Howard is also in the process of constructing an import and export logistics railroad hub for oilfield-related services and products, including condensate and natural gas liquids. Both facilities will serve producers and midstream customers operating in the Eagle Ford with a total cost of about $100 million.
Something to Show For It
The economic impact in the 14-county area of the Eagle Ford Shale remains staggering, with more than $19.2 billion in output; $10.5 billion in gross regional product; $211 million in local government revenues; $312 million in state revenues and 38,000 full-time jobs in 2011, according to a study by the Center for Community and Business Research at The University of Texas at San Antonio (UTSA) Institute for Economic Development.

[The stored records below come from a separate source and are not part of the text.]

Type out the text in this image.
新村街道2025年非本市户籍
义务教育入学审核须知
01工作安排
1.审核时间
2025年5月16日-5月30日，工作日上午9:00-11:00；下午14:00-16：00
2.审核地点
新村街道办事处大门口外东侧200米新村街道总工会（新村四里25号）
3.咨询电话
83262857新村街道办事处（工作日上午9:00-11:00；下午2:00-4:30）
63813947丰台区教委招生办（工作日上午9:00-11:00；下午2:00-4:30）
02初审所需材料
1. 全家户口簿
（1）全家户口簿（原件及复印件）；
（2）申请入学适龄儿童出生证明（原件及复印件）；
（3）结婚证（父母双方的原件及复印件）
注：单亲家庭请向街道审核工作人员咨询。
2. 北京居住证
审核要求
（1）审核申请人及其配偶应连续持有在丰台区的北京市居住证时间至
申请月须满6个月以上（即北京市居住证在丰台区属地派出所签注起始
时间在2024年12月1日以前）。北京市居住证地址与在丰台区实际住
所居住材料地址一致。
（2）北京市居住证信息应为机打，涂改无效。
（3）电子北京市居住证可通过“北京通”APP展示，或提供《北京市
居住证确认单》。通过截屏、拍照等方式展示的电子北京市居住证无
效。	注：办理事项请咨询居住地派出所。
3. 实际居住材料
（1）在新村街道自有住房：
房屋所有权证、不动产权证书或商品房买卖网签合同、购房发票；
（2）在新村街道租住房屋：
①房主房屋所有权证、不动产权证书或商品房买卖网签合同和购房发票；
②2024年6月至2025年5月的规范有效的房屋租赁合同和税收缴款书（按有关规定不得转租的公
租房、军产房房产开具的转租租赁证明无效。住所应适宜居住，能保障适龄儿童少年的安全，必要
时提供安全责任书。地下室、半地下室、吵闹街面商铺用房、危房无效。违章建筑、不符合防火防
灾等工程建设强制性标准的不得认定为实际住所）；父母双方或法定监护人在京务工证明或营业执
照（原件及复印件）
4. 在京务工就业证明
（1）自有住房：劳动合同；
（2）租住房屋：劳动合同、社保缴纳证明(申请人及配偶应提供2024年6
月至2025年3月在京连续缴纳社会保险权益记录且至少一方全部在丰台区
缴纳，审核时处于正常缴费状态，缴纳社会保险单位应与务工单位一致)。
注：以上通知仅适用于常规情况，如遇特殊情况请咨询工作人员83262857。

Getting a handle on the explosive growth has been a challenge for many South Texas communities. UTSA is working with them to essentially cope and create sustainable growth for the long-term. Eagle Ford is expected to bring 117,000 workers to the area between now and 2021 and have a $90-billion economic impact on the region.
“Our goal is to integrate business, community and work-force development services under one roof to create the synergy for sustainable development for the region,” says Gil Gonzalez, who heads the Small Business Development Center at UTSA. “We are working with municipalities to give them the tools so that they can manage the growth that they are experiencing right now. We want to help them develop a plan to invest in the future and not go through a boom/bust cycle that leaves you with little to show for it afterward.”